La Chronique Agora

Domestiquer l'inconnu

** Nassim Taleb n’a jamais reçu de prix Nobel pour sa perspicacité en matière de finances. Mais ce n’est pas la SEULE raison qui fait que nous sommes fans de lui. Nous admirons aussi Nassim Taleb parce qu’il est tout ce que les crétins pseudo-intellectuels de Wall Street ne sont pas. Il est futé, intellectuellement honnête… et aussi incroyablement drôle.

– "Mon principal passe-temps", raconte Taleb, "consiste à taquiner les gens qui prennent leur petite personne et les qualités de leurs connaissances beaucoup trop au sérieux, et ceux qui n’ont pas le courage de dire parfois : ‘Je ne sais pas’. (Vous ne pouvez peut-être pas changer le monde, mais vous pouvez au moins vous amuser et gagner votre vie grâce à l’arrogance épistémique de la race humaine)".

– Taleb se qualifie lui-même d’empiriste sceptique et, comme l’explique l’article de Wikipédia le concernant, "il pense que les scientifiques, les économistes, les historiens, les politiques, les hommes d’affaires et les financiers sont victimes d’une illusion de modèle ; ils surestiment la valeur des explications rationnelles faites a posteriori des événements passés et sous-estiment l’importance majeure de l’inexplicable, de l’aléatoire dans les données issues du passé.
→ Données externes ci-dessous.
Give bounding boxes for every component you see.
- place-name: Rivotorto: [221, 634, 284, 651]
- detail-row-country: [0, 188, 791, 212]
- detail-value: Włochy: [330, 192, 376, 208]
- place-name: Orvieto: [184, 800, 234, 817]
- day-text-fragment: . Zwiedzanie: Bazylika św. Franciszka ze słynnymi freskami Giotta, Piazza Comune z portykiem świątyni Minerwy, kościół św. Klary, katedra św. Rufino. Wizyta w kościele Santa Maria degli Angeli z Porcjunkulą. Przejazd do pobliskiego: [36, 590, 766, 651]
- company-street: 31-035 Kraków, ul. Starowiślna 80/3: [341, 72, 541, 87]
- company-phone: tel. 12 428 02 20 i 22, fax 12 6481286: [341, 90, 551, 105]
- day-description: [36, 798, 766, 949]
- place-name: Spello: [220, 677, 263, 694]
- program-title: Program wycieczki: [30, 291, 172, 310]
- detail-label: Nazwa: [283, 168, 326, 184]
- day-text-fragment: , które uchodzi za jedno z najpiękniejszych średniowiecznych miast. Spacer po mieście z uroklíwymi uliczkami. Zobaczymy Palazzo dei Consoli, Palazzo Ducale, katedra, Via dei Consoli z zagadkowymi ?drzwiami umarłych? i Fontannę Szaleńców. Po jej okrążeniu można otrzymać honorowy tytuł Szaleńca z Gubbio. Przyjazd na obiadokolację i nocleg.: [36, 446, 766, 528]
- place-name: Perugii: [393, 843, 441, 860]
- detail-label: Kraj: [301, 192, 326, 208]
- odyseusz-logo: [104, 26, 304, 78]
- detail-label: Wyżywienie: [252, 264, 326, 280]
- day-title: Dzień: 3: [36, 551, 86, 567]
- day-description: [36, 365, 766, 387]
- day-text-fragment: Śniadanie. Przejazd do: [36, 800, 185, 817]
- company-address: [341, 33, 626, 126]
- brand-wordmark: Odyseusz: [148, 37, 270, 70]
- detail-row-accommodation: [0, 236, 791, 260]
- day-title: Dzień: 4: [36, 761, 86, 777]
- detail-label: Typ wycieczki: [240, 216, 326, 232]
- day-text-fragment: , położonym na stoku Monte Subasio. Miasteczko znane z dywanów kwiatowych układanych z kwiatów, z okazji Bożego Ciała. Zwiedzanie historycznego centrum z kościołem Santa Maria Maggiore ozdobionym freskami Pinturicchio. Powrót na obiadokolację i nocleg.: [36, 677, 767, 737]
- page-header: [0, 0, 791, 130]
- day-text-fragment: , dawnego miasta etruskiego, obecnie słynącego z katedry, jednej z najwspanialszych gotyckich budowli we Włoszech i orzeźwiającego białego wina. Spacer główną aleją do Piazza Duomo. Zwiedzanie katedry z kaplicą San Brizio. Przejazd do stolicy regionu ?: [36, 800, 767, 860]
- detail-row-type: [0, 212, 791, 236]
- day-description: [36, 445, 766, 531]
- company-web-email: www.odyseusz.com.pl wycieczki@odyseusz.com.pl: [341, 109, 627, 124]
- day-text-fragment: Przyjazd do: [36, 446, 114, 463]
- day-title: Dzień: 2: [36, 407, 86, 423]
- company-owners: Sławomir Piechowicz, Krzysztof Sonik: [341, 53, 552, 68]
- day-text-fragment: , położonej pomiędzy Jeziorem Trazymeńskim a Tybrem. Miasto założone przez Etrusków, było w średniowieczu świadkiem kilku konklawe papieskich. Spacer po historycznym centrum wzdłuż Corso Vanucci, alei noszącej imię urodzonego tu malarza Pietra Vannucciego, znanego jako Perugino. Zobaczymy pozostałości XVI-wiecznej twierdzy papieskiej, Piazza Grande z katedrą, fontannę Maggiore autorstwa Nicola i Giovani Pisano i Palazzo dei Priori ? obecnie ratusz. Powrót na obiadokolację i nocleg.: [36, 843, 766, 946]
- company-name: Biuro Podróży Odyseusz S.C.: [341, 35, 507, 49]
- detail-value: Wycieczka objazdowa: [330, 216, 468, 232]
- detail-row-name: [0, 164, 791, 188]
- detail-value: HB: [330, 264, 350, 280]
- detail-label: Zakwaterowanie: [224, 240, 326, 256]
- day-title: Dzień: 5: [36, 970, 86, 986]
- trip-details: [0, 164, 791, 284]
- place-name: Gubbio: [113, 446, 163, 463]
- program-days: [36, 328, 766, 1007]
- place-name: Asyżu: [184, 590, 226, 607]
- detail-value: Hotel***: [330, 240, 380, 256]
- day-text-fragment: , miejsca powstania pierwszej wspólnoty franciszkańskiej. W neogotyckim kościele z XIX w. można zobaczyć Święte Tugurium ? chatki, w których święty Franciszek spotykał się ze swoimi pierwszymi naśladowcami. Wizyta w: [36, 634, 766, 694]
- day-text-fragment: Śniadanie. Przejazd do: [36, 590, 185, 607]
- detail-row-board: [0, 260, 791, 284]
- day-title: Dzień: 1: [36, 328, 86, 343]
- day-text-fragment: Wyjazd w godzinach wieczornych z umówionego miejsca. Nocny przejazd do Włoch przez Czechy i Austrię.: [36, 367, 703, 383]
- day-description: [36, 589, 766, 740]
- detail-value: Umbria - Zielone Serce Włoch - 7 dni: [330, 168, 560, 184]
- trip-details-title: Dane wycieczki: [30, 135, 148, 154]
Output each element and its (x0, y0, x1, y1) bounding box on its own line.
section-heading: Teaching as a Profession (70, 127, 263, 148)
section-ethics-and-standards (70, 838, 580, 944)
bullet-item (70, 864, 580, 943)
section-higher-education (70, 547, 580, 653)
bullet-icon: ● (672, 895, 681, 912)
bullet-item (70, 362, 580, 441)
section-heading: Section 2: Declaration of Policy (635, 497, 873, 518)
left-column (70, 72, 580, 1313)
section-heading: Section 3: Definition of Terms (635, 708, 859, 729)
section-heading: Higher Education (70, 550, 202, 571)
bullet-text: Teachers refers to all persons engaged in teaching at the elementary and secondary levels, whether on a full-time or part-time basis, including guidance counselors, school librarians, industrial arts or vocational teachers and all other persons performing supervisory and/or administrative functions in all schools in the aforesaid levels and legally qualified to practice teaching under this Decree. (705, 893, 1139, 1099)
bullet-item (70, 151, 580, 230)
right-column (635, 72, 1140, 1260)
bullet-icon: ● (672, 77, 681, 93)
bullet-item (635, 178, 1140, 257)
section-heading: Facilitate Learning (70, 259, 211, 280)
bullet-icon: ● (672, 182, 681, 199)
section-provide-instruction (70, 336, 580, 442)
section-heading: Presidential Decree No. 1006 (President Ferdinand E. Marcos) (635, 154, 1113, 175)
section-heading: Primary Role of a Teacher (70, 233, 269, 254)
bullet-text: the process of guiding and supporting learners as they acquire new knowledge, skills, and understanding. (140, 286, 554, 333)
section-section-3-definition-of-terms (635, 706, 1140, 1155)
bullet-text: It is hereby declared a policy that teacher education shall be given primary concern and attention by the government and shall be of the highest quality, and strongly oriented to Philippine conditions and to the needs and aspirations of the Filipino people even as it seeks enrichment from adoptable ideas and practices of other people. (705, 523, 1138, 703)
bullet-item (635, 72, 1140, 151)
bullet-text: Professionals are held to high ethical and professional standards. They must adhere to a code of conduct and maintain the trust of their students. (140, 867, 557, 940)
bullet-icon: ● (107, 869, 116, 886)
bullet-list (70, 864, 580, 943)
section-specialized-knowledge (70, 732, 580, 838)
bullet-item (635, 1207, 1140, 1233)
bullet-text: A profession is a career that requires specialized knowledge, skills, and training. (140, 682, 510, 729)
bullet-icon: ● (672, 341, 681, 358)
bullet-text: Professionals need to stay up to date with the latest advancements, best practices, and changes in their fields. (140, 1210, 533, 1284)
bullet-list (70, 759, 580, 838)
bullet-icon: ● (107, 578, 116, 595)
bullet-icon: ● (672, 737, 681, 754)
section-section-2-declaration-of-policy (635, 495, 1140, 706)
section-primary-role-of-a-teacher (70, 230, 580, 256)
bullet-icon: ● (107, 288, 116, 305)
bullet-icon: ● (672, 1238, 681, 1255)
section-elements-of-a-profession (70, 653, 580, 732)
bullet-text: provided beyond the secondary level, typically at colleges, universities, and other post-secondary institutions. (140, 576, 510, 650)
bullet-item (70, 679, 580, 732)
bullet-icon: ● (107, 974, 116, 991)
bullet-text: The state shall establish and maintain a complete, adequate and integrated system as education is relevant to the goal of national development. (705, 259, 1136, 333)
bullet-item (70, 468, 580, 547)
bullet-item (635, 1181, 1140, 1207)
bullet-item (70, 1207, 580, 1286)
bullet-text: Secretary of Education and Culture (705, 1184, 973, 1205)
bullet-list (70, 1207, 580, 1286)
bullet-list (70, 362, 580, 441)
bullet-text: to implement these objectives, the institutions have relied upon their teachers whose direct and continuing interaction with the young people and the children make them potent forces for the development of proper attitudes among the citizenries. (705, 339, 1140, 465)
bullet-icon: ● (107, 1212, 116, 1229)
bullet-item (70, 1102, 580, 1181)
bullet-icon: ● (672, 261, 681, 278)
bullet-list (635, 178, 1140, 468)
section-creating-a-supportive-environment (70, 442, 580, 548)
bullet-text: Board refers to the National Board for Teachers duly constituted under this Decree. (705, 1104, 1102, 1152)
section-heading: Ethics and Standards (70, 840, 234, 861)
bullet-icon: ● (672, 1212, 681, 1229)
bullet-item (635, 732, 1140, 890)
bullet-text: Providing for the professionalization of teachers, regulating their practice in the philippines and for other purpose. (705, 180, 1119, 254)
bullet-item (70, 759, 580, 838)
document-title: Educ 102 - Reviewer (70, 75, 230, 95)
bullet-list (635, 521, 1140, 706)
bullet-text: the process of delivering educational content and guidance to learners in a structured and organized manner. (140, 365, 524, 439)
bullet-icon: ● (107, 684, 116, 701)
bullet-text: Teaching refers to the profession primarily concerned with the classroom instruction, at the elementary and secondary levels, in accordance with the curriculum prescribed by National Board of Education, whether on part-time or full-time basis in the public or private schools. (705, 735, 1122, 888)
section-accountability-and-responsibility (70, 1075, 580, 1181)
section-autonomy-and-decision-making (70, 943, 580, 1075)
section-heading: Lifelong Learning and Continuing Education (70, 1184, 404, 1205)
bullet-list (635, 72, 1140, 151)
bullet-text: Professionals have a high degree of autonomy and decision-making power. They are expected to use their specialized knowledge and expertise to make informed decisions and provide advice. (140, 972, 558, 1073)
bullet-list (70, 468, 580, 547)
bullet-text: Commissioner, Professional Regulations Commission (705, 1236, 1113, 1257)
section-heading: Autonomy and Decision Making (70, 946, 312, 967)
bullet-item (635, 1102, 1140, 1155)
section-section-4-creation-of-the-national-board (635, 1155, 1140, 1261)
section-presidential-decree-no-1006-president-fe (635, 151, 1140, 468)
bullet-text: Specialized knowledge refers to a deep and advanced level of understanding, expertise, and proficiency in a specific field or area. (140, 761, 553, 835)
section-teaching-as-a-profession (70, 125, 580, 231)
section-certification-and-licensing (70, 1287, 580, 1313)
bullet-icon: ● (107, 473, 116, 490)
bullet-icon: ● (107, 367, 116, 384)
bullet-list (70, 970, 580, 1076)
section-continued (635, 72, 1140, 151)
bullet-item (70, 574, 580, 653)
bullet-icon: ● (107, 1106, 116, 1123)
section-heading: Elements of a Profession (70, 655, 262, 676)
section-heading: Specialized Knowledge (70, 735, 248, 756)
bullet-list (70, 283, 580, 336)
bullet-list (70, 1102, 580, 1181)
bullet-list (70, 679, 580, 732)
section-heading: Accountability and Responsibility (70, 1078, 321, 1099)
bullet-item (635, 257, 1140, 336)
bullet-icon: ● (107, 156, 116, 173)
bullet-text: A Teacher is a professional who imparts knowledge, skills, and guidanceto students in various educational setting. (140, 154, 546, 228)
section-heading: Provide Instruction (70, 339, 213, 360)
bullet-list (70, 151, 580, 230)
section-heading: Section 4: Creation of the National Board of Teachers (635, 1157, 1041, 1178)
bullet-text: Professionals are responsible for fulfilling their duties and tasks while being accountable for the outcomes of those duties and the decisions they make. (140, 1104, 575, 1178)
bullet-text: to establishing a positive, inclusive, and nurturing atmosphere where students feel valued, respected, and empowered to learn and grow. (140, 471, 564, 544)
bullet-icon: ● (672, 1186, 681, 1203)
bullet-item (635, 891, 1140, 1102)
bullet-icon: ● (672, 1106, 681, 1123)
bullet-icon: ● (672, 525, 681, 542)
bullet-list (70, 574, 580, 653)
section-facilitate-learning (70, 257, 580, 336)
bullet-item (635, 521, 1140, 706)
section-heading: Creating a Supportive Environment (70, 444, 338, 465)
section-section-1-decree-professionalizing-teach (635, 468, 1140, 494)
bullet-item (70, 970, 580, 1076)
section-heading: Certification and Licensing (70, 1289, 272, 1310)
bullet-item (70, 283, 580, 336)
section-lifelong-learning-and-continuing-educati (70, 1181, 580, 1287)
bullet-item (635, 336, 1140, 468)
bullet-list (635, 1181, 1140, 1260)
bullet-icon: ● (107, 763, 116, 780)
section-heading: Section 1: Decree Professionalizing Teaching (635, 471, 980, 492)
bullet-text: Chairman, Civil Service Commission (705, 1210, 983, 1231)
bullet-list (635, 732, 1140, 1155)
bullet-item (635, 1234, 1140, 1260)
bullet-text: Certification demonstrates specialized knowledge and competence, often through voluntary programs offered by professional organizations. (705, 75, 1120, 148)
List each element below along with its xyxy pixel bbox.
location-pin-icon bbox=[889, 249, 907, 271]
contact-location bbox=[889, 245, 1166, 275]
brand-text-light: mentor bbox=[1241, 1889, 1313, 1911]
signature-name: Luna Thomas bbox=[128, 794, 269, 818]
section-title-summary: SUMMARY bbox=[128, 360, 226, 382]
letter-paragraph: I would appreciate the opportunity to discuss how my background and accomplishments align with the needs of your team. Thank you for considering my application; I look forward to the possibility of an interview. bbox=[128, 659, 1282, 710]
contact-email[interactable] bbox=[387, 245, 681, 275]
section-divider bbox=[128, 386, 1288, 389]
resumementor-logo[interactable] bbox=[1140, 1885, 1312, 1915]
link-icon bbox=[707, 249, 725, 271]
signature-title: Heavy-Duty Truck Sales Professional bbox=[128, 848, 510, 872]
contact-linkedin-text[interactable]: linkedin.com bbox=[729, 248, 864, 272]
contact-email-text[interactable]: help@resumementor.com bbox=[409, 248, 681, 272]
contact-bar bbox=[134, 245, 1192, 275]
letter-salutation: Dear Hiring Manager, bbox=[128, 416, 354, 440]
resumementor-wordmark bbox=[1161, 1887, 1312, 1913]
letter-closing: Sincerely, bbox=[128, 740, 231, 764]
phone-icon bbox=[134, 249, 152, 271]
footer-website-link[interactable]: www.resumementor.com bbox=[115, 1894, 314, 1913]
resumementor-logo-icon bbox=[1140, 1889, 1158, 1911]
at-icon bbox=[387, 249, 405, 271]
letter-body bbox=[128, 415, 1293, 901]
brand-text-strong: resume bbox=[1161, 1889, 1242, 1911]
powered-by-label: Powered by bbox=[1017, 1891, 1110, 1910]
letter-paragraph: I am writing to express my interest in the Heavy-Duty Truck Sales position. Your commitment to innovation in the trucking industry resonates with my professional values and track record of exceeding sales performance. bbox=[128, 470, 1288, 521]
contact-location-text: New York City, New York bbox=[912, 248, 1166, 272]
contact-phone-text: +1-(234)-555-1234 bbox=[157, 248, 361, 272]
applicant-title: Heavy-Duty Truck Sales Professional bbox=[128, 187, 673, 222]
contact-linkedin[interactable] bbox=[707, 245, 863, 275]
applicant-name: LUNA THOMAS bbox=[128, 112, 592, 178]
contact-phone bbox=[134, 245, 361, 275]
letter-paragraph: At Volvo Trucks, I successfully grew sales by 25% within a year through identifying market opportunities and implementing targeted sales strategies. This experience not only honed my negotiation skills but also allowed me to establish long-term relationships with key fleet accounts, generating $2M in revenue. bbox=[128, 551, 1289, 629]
Dans la lignée des philosophes sceptiques, il pense que le passé ne peut servir naïvement à prédire le futur".
 
** Dans ses deux best-sellers, Le Hasard Sauvage et Le Cygne Noir, ainsi que dans des dizaines de discours et d’interviews, Taleb affirme que les événements rares et catastrophiques sont tout aussi certains qu’ils sont imprévisibles.

– Aussi incroyable que cela puisse paraître, la "science pop" qui a engendré des milliers de milliards de dollars de dérivatifs toxiques du crédit ignorait cette vérité gênante. Par conséquent, Taleb en a conclu (avant les faits) que les modèles quantitatifs qui ont inspiré des milliers de milliards de dollars d’investissement étaient tragiquement imparfaits.

– "Six prix Nobel ont été donnés à des gens dont le travail n’était rien de plus qu’un tas de sottises", ronchonne-t-il. "Ils ont convaincu le monde de la finance qu’il n’avait rien à craindre".

– "On ne peut pas prendre exemple sur des événements rares", explique Taleb. "Justement parce que ces événements sont si rares, et qu’ils sont aussi totalement imprévisibles… et généralement encore pire que ce que vous aviez prévu".

– Taleb n’est pas un analyste du dimanche. Il a émis sa perspective sceptique pour la première fois en 2001, lorsqu’il a publié Le Hasard Sauvage – Des marchés boursiers à notre vie : le rôle caché de la chance. Selon les mots du magazine Fortune, ce livre examine "la chance perçue comme de la non-chance (c’est-à-dire des compétences), et le hasard perçu comme du prévisible (c’est-à-dire le déterminisme)".

– Taleb a répété et étendu ce message dans son best-seller de 2007, Le Cygne Noir – la puissance de l’imprévisible.

– Donc, maintenant que la catastrophe financière américaine épique a validé les augures angoissants de Taleb, reste-t-il quelque chose à faire ou à dire ?

– Pour faire court, la réponse est oui. Pour faire plus long, celui qui n’apprend pas de l’histoire est condamné à répéter les mêmes erreurs.

– "Je m’intéresse à la question de comment vivre dans un monde que nous ne comprenons pas très bien", explique Taleb. "Alors que la majorité de la pensée humaine (surtout depuis les Lumières) s’est concentrée sur comment transformer le savoir en décisions, je m’intéresse à la façon dont on peut transformer le manque d’informations, le manque de compréhension et le manque de ‘savoir’ en décisions… Mon dernier livre, Le Cygne Noir, dessinait une carte de ce que nous ne comprenons pas ; mon travail actuel se concentre sur la façon dont nous pouvons domestiquer l’inconnu".